Too cool, part 46: Perseverance

This is far from the first place you’re likely to have seen this, but there’s also no way I can let this go past. You have almost certainly heard about the touchdown of the Perseverance rover on Mars a few days back; now we have the videos of that touchdown, even taken from multiple perspectives. This is a distinct first: no surface probe, or even orbiting satellite, has had video capabilities for the landing before (and possibly not even on the surface – I have to check that.)

Why couldn’t we see this when it was happened, back on the 18th? First off, the distance of Mars means that it takes eleven minutes (plus or minus – the distance changes as our two planets orbit) for any transmissions to reach here in the first place. But the factor having more effect is simply having a system ready to transmit it. This takes either a lot of power (because video bandwidth is quite high,) or a bit of time, and NASA of course opted for the latter. There was also the possibility of post-processing to be done before transmission, and certainly post-processing after receiving back on Earth, at least for the clip that I’m going to show below.

But first, we need to know what we’re looking at, so let’s see the pertinent aspects of the landing mission.

As mentioned in the video, they wanted the rover to be in a fairly precise location, and even a small degree of randomness could spell the end (or simply just the uselessness) of a multi-million dollar mission. But they also had to, in order, slow the entry vehicle down in Mars’ very thin atmosphere, then deploy a rocket-directed landing craft equipped with ground-mapping radar that would find a precise location, as well as determining various hazards and avoiding them. Keep in mind this is all autonomously; the 22+ minutes it would take for images (had they been transmitted ‘real-time’) to reach Earth, then for Earth to send back instructions, would have been far too late. So the Perseverance entry vehicle was programmed to suss out all of this on its own.

There’s also the potential issue of colliding with or being obstructed by the various apparatus used for landing, so all of these were intended to separate distinctly – Perseverance would not be covered by its own parachute, for example. But it also had to touch down in a relatively undisturbed area, not affected by hard rocket blasts, so once they got within a few meters of the surface, the rover itself would be lowered by cables to touch down gently, then the rocket shell would lift higher and shear off to a safe distance before crashing down out of the way. And now we get to see what this all looked like.

The video quality is amazing, and the descent speed almost harrowing, but bear in mind, Mars’ atmosphere is less than 1% as dense as Earth’s, while the gravity is only 38%. The parachute had far less to grab, but (the same as the rockets) had less to fight against in the form of gravitational pull. And it all worked quite well. One of the things I had found was that the lander wasn’t intended to stir up too much dust, partially because this might settle again on instruments and solar panels, but it was enough to obscure the lander entirely right before touchdown; hopefully this was within tolerances.

And there’s one more bit: Perseverance has a freaking helicopter on board!

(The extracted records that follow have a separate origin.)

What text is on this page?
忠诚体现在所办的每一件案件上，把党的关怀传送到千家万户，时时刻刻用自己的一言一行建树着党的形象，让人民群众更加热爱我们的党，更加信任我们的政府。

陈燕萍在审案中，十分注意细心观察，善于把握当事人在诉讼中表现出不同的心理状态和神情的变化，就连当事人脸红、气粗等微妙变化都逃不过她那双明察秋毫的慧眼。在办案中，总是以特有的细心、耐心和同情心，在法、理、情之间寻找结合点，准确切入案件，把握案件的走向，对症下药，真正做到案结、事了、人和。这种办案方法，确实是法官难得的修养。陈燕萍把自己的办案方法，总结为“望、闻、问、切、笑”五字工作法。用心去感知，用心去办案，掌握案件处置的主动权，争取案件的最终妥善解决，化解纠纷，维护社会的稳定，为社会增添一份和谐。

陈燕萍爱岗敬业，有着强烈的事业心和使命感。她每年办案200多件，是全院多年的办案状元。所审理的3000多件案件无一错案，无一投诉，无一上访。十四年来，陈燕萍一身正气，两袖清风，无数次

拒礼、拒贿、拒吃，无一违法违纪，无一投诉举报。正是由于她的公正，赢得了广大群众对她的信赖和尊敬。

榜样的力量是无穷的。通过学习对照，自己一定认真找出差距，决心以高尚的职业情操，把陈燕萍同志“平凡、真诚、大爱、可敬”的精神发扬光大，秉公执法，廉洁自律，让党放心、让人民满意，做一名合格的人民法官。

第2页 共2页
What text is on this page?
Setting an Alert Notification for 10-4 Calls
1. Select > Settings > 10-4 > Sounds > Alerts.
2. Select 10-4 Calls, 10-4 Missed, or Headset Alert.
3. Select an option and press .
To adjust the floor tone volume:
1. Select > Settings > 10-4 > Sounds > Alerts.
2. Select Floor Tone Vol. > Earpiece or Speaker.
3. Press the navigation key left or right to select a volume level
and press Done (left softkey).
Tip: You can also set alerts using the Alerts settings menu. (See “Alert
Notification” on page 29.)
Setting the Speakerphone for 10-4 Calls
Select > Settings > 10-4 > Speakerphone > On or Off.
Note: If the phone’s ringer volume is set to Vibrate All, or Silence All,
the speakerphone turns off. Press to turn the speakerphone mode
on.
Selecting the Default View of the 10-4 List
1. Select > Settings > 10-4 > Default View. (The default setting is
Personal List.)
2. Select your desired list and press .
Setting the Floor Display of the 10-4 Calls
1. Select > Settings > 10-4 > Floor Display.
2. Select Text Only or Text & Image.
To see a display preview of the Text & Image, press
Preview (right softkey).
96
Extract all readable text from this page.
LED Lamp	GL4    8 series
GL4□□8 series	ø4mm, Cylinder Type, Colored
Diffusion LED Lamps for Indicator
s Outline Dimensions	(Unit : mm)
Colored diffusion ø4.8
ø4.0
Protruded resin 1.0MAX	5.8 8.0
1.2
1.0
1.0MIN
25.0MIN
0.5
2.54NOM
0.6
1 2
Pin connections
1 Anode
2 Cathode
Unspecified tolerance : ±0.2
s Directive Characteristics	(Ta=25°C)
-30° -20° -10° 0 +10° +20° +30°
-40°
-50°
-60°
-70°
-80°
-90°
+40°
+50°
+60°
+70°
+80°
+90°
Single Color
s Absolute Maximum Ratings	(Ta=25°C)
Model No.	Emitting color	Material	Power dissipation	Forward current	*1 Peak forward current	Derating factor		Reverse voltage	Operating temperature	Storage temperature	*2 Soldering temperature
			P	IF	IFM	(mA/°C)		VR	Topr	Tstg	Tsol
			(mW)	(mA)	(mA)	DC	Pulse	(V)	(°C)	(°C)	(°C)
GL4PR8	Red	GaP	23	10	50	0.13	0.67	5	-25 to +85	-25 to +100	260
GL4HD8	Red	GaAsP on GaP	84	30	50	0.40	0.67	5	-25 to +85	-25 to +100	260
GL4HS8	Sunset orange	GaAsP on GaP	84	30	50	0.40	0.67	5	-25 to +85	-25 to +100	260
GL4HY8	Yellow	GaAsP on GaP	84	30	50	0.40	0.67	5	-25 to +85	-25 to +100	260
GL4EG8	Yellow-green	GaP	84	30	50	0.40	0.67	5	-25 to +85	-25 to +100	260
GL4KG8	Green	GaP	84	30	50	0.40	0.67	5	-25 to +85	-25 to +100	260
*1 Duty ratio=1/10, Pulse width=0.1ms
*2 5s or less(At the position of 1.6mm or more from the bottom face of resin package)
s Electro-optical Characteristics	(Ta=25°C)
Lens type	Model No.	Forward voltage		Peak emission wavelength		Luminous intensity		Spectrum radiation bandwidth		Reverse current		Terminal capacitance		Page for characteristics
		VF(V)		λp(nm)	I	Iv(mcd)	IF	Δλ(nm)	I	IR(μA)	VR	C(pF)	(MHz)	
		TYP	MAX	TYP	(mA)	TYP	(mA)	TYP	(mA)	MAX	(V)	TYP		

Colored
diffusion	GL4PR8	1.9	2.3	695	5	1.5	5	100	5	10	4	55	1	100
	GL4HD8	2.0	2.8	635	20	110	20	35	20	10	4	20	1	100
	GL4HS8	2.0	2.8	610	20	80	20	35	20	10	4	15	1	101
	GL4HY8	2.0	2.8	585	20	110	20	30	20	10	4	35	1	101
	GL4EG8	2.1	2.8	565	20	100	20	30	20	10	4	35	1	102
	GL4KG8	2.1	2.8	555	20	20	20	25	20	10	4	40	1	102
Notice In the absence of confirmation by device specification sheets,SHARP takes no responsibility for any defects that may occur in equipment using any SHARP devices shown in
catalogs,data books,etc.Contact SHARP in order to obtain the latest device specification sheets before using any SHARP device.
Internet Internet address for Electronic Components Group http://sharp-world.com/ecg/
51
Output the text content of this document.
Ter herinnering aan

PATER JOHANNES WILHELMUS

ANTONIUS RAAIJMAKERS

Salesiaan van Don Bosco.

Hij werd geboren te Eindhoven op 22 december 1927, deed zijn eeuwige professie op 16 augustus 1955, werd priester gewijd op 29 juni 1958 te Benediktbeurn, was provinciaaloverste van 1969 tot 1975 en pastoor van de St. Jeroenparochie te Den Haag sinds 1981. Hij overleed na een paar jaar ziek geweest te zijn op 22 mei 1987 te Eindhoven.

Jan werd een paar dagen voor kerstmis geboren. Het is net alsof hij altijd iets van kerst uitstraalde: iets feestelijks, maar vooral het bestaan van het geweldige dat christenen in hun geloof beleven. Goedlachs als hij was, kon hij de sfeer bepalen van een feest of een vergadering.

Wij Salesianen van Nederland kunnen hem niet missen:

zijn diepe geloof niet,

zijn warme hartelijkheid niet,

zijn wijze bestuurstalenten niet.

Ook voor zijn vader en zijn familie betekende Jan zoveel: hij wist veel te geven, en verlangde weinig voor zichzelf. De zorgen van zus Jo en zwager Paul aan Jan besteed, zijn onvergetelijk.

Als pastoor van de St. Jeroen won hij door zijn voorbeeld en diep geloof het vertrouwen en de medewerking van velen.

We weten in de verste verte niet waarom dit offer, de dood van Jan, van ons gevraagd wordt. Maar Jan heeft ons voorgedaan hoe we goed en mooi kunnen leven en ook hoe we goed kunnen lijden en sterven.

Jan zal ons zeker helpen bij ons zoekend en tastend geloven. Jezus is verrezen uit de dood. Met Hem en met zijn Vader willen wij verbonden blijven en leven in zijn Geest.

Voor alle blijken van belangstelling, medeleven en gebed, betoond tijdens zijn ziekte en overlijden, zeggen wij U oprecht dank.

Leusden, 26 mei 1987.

Named Ingenuity, this drone (in the true meaning of the word) spans 1.2 meters across the rotors, and is merely a proof-of-concept demonstrator right now; if all goes well, it could open up the possibility of exploring Mars by helicopter instead of plodding rovers. Remember: 1% of Earth’s atmospheric density and 38% of its gravity. This makes designing a helicopter for those conditions quite challenging, and as an example, the rotors spin at 2,400 RPM; full-size helicopters here operate at roughly 300 RPM, though quadcopters and the like are faster. We should eventually see the lift-off of Ingenuity taken from Perseverance, and a handful of still photos taken by Ingenuity on its brief flight above another planet. Rotorcraft enthusiast that I am, I’m psyched by this one.

There are tons more videos out there (like this fabulous one,) going into greater detail if you have the desire (and you should.) Check them out, but be prepared to go down a rabbit-hole or three. It’ll be well worth the time.